In the middle of a pandemic, what does a commitment to wellbeing mean? And what do connection and belonging look like when we can’t be physically close to each other? These are things I’ve been learning about as I’ve watched the 13 Making Connections for Mental Health and Wellbeing Among Men and Boys coalitions respond to COVID-19 impacts in their communities.
2020 is the fifth and final year of the initiative, so the coalitions had been focused on scaling up their most successful programs and developing strategies to sustain the work. But 2020 had other plans.
Today, Making Connections communities are responding to COVID-19 with the same energy and engagement that has built them into a national model. Unlike what I’ve seen during most of my 20 years working in public health, mental health, and equity, their emphasis is on fostering wellbeing, not focusing on mental illness. For them, health is rooted in connection, communication, sharing stories, and bonding.
The ability of the Making Connections coalitions to respond to the pandemic reflects the strong efforts of these coalitions over the years: the connections they’ve made, the trust they’ve instilled, and the work on issues like structural racism, housing insecurity, food sovereignty, and more. This strong foundation made it possible for them to quickly respond in a time of crisis.
During the COVID-19 pandemic, many Making Connections sites found themselves at the center of response efforts and able to juggle upstream approaches with downstream response – from advocating for bus passes for youth to access free lunch at schools during quarantine, to helping distribute food in their neighborhoods.
At the beginning of the pandemic, schools in Albuquerque closed for the school year and transitioned to offering hot meals at breakfast and lunch. But many of the families with the highest need had no way of getting to the schools without school busses running. So MC:ID and its partners successfully advocated for the city to provide free bus passes to students so they can get to schools to pick up free meals. They also launched an online learning series in collaboration with community partners for art-making, exercise, and lessons in leadership building. In Albuquerque, this video shows how community leadership continues to grow.

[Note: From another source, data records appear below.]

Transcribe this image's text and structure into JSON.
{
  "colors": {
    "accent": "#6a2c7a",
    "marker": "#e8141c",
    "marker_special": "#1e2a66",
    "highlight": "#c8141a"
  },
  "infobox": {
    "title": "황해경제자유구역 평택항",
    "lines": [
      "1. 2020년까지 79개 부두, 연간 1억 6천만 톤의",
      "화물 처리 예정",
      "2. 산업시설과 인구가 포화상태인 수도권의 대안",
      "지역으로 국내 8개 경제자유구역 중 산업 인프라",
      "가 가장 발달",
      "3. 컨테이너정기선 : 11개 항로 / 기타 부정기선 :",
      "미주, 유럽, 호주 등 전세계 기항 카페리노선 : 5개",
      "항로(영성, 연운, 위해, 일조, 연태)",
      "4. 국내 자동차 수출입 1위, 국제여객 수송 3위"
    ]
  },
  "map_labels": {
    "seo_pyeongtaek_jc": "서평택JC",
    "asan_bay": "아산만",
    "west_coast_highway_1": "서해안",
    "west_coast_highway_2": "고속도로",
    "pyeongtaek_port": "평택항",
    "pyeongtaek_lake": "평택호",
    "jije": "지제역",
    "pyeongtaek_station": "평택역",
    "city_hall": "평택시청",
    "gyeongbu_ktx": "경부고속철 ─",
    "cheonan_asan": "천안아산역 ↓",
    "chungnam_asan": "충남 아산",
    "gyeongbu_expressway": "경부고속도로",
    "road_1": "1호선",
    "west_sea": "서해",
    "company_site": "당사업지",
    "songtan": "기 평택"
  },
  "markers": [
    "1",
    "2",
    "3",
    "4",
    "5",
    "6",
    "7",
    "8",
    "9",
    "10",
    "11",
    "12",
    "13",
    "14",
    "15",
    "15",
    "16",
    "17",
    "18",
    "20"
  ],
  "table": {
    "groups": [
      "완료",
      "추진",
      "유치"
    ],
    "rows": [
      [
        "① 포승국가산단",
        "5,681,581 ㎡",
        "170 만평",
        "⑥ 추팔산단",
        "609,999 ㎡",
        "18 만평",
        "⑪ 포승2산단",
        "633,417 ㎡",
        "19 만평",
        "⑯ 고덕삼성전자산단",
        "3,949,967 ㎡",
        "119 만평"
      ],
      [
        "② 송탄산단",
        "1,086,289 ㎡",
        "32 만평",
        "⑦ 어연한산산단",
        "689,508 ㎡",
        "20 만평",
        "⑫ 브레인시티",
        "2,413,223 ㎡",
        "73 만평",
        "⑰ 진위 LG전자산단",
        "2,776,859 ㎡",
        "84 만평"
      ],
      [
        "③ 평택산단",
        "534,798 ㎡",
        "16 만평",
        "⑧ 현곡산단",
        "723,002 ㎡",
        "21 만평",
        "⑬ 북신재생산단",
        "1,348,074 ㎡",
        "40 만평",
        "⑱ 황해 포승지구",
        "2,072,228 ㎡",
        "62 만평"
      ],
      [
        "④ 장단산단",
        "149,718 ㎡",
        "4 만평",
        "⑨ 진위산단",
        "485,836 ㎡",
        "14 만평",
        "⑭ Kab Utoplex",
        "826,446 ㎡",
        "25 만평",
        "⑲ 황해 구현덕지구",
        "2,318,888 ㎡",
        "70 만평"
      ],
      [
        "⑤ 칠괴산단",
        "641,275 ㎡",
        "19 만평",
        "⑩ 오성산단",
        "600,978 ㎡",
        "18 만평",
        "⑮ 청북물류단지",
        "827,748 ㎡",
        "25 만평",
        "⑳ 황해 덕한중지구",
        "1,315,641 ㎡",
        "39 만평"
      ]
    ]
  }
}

In Honolulu, Hawaii, the young men that are part of the Kalihi Valley Instructional Bike Exchange, or KVIBE, couldn’t gather in their bike shop anymore. But the community they’d built with the support of Kokua Kalihi Valley Comprehensive Family Services positioned them to continue being a resource for the community during the pandemic. For KVIBE, connection and belonging looks like stepping in to be a food distribution site for the YMCA, and the young men calling families and checking in on them to connect them to resources. Now, the families in the Kalihi Valley know that they can go to KVIBE several times a week for a healthy meal during this time of crisis, and the connections are going strong.
In Tacoma, Washington, the community activists from Hilltop Urban Gardens that were helping families grow their own food and organize for housing stability couldn’t continue their workshops and group activities. They turned their kitchens into places where they’re making meals to deliver to those same community members, and tribal herbalists are growing natural medicine to help ease stress. For these activists, their commitment to wellbeing means keeping communities nourished and connected.
I’m inspired to see young people lead the charge. Seeing young men and community leaders in places like Albuquerque, Honolulu, and Tacoma put so much effort into keeping things going motivates me and others. These young people embody the values of connection, leadership, heart and soul, and taking responsibility for one’s community.
During this trying time, we’re all facing challenges – and yes, trauma – collectively. But when communities experiencing trauma lead, they show us how to build on strengths, assets, and resilience. These actions also raise questions for all of us about what our communities bring and have been doing, what our organizations do to support each other, what the members of our Making Connections community of practice learn from each other, and what our systems and institutions have the potential to do.
What’s been holding us back from free bus passes, free food distribution, and reaching out to our neighbors and families? Now that we’ve flexed that muscle, we need to keep that resilience moving, flexing, and growing, and we can get through this together and connected.
Making Connections for Mental Health and Wellbeing Among Men and Boys is funded by Movember.